Et d’ailleurs, la tendance naturelle de chacune des colonies est de développer son autonomie conformément aux conditions spéciales que lui fait son ambiance particulière. La Terre n’est pas encore devenue assez petite par l’effet de la pénétration mutuelle des idées et des intérêts pour que le Canada, le Cap, l’Australie, qui se lancent impétueusement en avant dans la vie, se sentent vraiment une avec leur antique mère d’Europe : après les démonstrations d’amitié et de tendresse, ils se prêtent de nouveau à la tendance naturelle qui les porte à suivre leur propre voie, à se détacher de leur génitrice.
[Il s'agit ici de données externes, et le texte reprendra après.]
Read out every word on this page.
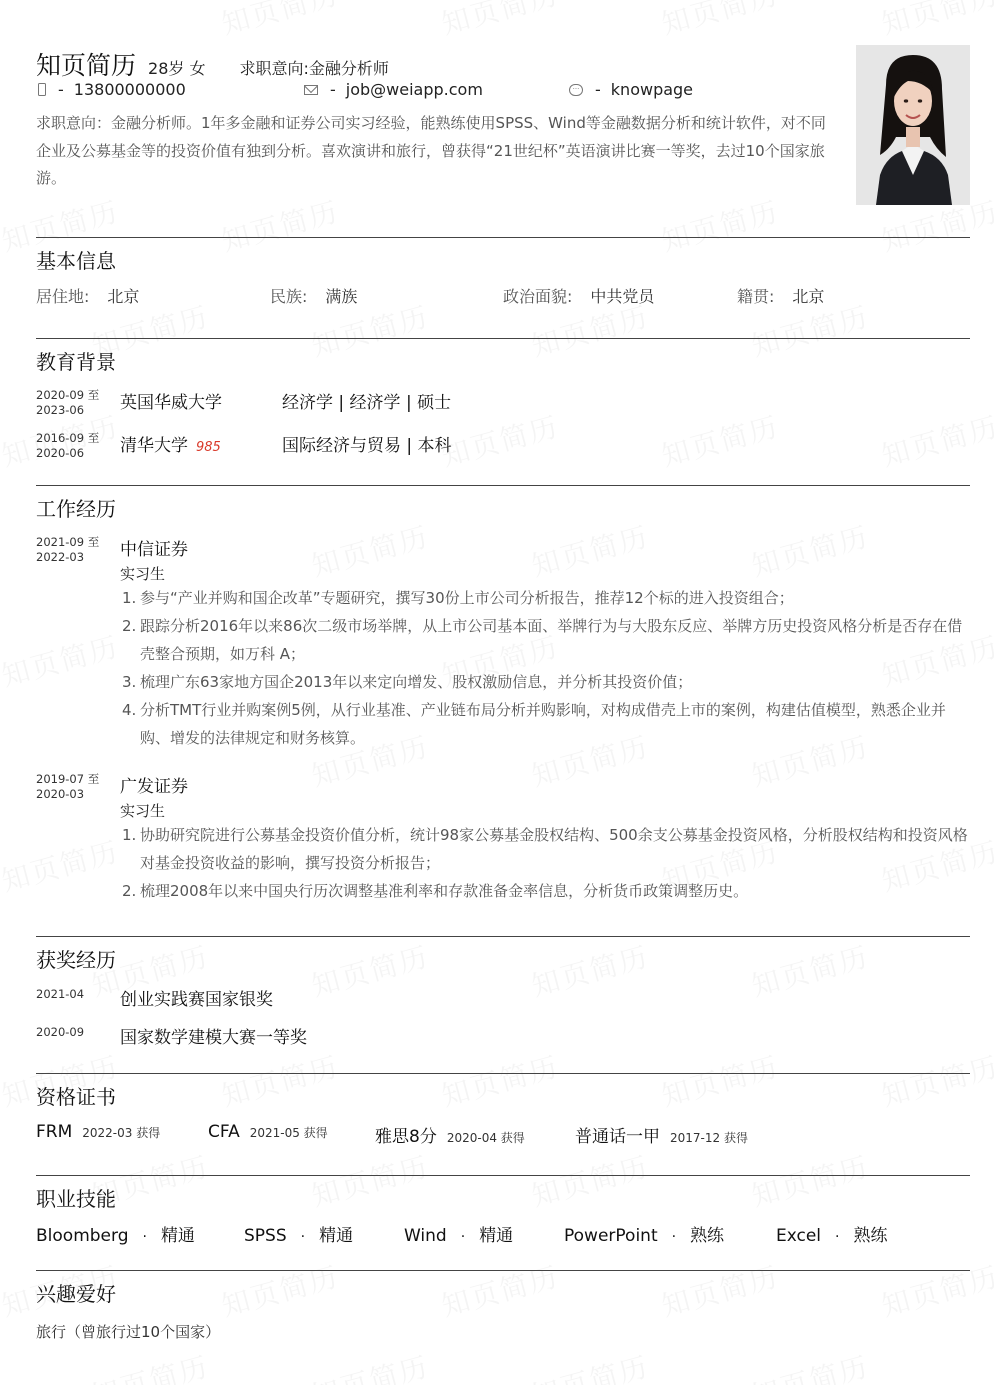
知页简历 28岁 女 求职意向:金融分析师
- 13800000000	- job@weiapp.com	··· - knowpage
求职意向：金融分析师。1年多金融和证券公司实习经验，能熟练使用SPSS、Wind等金融数据分析和统计软件，对不同企业及公募基金等的投资价值有独到分析。喜欢演讲和旅行，曾获得“21世纪杯”英语演讲比赛一等奖，去过10个国家旅游。
基本信息
居住地: 北京	民族: 满族	政治面貌: 中共党员	籍贯: 北京
教育背景
2020-09 至
2023-06	英国华威大学	经济学 | 经济学 | 硕士
2016-09 至
2020-06	清华大学 985	国际经济与贸易 | 本科
工作经历
2021-09 至
2022-03	中信证券
实习生
1. 参与“产业并购和国企改革”专题研究，撰写30份上市公司分析报告，推荐12个标的进入投资组合；
2. 跟踪分析2016年以来86次二级市场举牌，从上市公司基本面、举牌行为与大股东反应、举牌方历史投资风格分析是否存在借壳整合预期，如万科 A；
3. 梳理广东63家地方国企2013年以来定向增发、股权激励信息，并分析其投资价值；
4. 分析TMT行业并购案例5例，从行业基准、产业链布局分析并购影响，对构成借壳上市的案例，构建估值模型，熟悉企业并购、增发的法律规定和财务核算。
2019-07 至
2020-03	广发证券
实习生
1. 协助研究院进行公募基金投资价值分析，统计98家公募基金股权结构、500余支公募基金投资风格，分析股权结构和投资风格对基金投资收益的影响，撰写投资分析报告；
2. 梳理2008年以来中国央行历次调整基准利率和存款准备金率信息，分析货币政策调整历史。
获奖经历
2021-04 创业实践赛国家银奖
2020-09 国家数学建模大赛一等奖
资格证书
FRM 2022-03 获得	CFA 2021-05 获得	雅思8分 2020-04 获得	普通话一甲 2017-12 获得
职业技能
Bloomberg · 精通	SPSS · 精通	Wind · 精通	PowerPoint · 熟练	Excel · 熟练
兴趣爱好
旅行（曾旅行过10个国家）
L’unité nationale entre métropole et colonies gardera longtemps encore son caractère religieux et traditionnel, mais rien ne les empêchera de s’affirmer en manifestations divergentes. Déjà tout a changé et, quand on a traversé l’Atlantique ou le Pacifique, on reconnaît sans peine que les « nouvelles Angleterres » ne ressemblent que lointainement à l’ancienne.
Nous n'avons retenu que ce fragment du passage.